Leeks:Blanch with soil for beautiful white stems
I start leeks indoors quite early along with my onions, and set them out in the garden as transplants. I grow a short wide row so I can have some good-sized leeks in early fall when the weather is getting cool and Jan and I start thinking about hot soups.
Instead of planting in a wide row, you can set them in the bottom of a narrow furrow 4 to 6 inches deep. Set the plants an inch deeper than they were in their flat. As the plants grow, gradually fill the furrow with soil.
In this way, 4 inches or so of stem beneath the soil will be white—and that’s what leeks are all about!

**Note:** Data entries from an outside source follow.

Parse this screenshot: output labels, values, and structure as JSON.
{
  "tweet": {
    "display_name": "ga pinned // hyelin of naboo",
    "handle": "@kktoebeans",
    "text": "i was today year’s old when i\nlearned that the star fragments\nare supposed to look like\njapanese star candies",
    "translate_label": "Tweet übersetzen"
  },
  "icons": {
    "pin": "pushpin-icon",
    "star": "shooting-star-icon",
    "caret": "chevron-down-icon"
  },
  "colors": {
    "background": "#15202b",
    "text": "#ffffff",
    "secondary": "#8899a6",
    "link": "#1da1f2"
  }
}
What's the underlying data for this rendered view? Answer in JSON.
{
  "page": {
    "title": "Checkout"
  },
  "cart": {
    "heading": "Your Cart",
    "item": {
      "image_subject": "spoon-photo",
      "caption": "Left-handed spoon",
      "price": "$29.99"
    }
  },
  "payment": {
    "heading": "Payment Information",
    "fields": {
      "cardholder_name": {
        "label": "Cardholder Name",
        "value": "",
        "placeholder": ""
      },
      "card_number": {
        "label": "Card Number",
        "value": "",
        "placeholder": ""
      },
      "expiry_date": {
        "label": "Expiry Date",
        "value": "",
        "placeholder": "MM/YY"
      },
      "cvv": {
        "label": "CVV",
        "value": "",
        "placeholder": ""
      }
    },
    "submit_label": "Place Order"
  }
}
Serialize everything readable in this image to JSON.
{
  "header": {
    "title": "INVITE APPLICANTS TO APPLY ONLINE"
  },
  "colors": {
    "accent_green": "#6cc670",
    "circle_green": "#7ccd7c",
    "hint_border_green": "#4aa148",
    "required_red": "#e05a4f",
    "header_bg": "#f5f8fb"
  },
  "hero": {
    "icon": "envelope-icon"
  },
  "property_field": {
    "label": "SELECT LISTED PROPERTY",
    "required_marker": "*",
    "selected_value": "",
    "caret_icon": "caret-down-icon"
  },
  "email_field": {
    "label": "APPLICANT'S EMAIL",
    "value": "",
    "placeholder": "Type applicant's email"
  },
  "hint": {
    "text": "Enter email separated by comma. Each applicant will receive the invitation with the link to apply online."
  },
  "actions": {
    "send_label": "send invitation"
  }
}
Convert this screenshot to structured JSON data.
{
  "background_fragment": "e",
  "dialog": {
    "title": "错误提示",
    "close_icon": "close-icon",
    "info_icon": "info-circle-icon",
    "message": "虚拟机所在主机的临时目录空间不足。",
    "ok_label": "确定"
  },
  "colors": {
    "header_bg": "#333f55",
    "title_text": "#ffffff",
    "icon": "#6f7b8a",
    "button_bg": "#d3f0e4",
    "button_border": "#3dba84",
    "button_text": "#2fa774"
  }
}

I keep a bed of leeks growing year after year with a bare minimum of effort. Years ago I gave them a good start in a short wide row. Now I let nature do the rest. I harvest leeks each spring and they continue to seed and multiply. The tastiest harvest is in the spring when the plants put on quick, new growth. That’s when I harvest many small, mild leeks rather than big ones later. Those can be tough. After the spring harvest I toss a few handfuls of compost around remaining plants. These go to seed in early summer and the bed soon starts adding plants.
Shallots: Plant one, get a cluster
If you haven’t cooked with shallots, you’re missing a mild, distinctive flavor that is great. Paying a high price for them at the store is ridiculous because anybody can grow enough bulbs to use all year and still have some to plant as next year’s crop.
Shallots are grown from sets which you may have to buy to get started. That should be your last purchase. Plant the sets, with the pointed end up, to their full depth. Space them 4 to 6 inches apart—they need more room than onion sets.
Side-dress them when they are 6 inches tall and again 3 weeks later.
Shallots are very productive. A pound of sets yields about 5 to 7 pounds of shallots. You’ll get a big cluster of shallots for each set you plant. Harvest these bulbs anytime.
I let most of the crop grow until the tops die back. I pull them up, dry them like onions, and stash them in the root cellar. They keep much better than onions—up to 10 or 12 months.
Be sure to save some to plant next year.